Jeep Renegade 2020 review
Our Rating


Jeep Renegade 2020 review

Is the Jeep Renegade good enough to rival the best that the compact crossover segment has to offer?


With the compact crossover market expanding at a rapid rate, it wasn’t a big surprise that long-running 4x4 manufacturer Jeep decided to diversify its line-up in 2015 – launching the funky Renegade.

With truly chunky off-road styling that buyers crave (more convincing than most cars in this market) and genuine off-road ability, this is an appealing proposition that has plenty of appeal to buyers.

Sharing its underpinnings with the Fiat 500X, Jeep facelifted the model in 2018 with revised styling, new LED lighting and the introduction of new petrol engines that offer both improved performance and efficiency. But can these changes elevate the Renegade further up the crossover class rankings?


This latest Renegade features an all-new line-up of petrol engines, with buyers able to choose between a 118bhp 1.0-litre unit and 148bhp 1.3-litre engine – each being turbocharged and sending power to the front wheels.

It’s the three-cylinder 1.0-litre petrol engine that’s powering our test car, which is paired to a six-speed manual transmission. It’s the slowest engine in the line-up – managing the 0-60mph sprint in 11 seconds and reaching a top speed of 115mph. And while not being especially efficient, Jeep claims CO2 emissions of 138g/km.

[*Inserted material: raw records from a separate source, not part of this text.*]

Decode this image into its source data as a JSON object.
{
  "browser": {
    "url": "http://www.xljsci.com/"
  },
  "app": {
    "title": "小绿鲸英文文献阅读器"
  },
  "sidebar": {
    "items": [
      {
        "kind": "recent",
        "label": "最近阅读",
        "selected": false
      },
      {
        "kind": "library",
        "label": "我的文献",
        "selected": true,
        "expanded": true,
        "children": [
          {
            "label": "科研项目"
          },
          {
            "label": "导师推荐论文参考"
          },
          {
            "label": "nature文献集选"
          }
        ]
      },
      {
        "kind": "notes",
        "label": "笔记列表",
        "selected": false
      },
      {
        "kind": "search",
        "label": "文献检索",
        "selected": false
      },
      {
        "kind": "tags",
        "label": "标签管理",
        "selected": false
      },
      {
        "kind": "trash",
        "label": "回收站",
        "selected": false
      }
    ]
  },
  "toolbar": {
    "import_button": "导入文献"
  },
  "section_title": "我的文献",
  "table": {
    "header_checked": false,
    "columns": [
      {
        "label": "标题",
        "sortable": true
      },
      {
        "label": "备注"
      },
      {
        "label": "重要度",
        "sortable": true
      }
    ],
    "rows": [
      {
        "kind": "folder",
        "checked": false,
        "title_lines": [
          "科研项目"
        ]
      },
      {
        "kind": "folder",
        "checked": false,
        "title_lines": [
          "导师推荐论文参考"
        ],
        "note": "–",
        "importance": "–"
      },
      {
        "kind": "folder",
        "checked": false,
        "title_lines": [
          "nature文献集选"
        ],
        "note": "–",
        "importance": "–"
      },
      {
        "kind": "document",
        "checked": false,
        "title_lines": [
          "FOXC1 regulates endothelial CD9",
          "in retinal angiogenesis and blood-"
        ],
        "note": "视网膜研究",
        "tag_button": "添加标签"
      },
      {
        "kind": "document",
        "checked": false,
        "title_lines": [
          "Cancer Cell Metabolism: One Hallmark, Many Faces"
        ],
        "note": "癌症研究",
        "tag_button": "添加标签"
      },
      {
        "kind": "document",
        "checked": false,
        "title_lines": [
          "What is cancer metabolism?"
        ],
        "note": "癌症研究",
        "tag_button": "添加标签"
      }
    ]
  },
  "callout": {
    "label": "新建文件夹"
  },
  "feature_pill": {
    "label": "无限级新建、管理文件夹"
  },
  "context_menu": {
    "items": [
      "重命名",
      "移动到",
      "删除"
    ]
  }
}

It’s a flexible unit, offering plenty of power across the rev range that proves plentiful around town, though it’s not particularly refined at higher speeds.

A more powerful 148bhp 1.3-litre petrol engine is also available, while there are plenty of diesel engines on offer, with the more powerful options available with four-wheel-drive for extra off-roading ability.

Ride and handling

The Renegade never was one of the best cars to drive in its class on road, and this facelift has not done a great deal to change that.

The new petrol engines are a great introduction to the line-up, though the steering is still a bit vague while the ride isn’t particularly comfortable at higher speeds, meaning the Renegade is a far more accomplished model for inner-city duties.

However, what it does offer is impressive off-roading ability that is just about unique to the sector – everything else offering rugged looks tends to lack the ability to back that styling up.

Interior and equipment

Jeep mirrors the Renegade’s boxy styling on the inside, too, though it can be difficult to find the perfect driving position. That does at least mean that headroom is particularly generous for rear seat passengers, though.

While the material quality isn’t class-leading, with hard plastics appearing in places, it’s forgivable on the Renegade as it’s the entry point to the Jeep range.

However, what the Renegade offers plenty of is funky design. Look around the cabin and you’ll see numerous cues to Jeep’s iconic image and heritage, with various Jeep logos discreetly placed throughout the interior.

While Jeep tends to offer a number of special editions, there are four key trim levels that remain consistent.

Beginning with Sport, featuring a five-inch touchscreen, cruise control and air-conditioning, which mean the Renegade is decently equipped for the price. Longitude brings a larger touchscreen with smartphone mirroring, as well as rear parking sensors and climate control.

If you fancy something plusher try the Limited, which gains leather upholstery, a digital instrument cluster and adaptive cruise control. Meanwhile the range-topping Trailhawk gains a series of rugged settings – including hill descent control, revised suspension and 17-inch alloy wheels with off-road tyres.


Prices for the Renegade start from an affordable £19,745, though you really want to be opting for the Limited version, which is still priced from a reasonable £22,445. Unlike rivals, you don’t get any particularly underpowered engines, meaning that all should prove to be plentiful for most.

However, if you really want it to go off-road, you have to be prepared to pay a steep price. The range-topping Trailhawk with all its off-road gubbins costs from £31,655 – rather a lot of money for a compact crossover


Jeep has certainly made a good job with this facelifted Renegade – introducing a smarter look and impressive new petrol engines. However, it’s still off the pace in certain areas, with the ride and refinement being particularly weak.

But while the Renegade might not be class-leading, it’s an appealing and different proposition in the crossover class – bringing funky styling and the option to have genuine off-roading ability.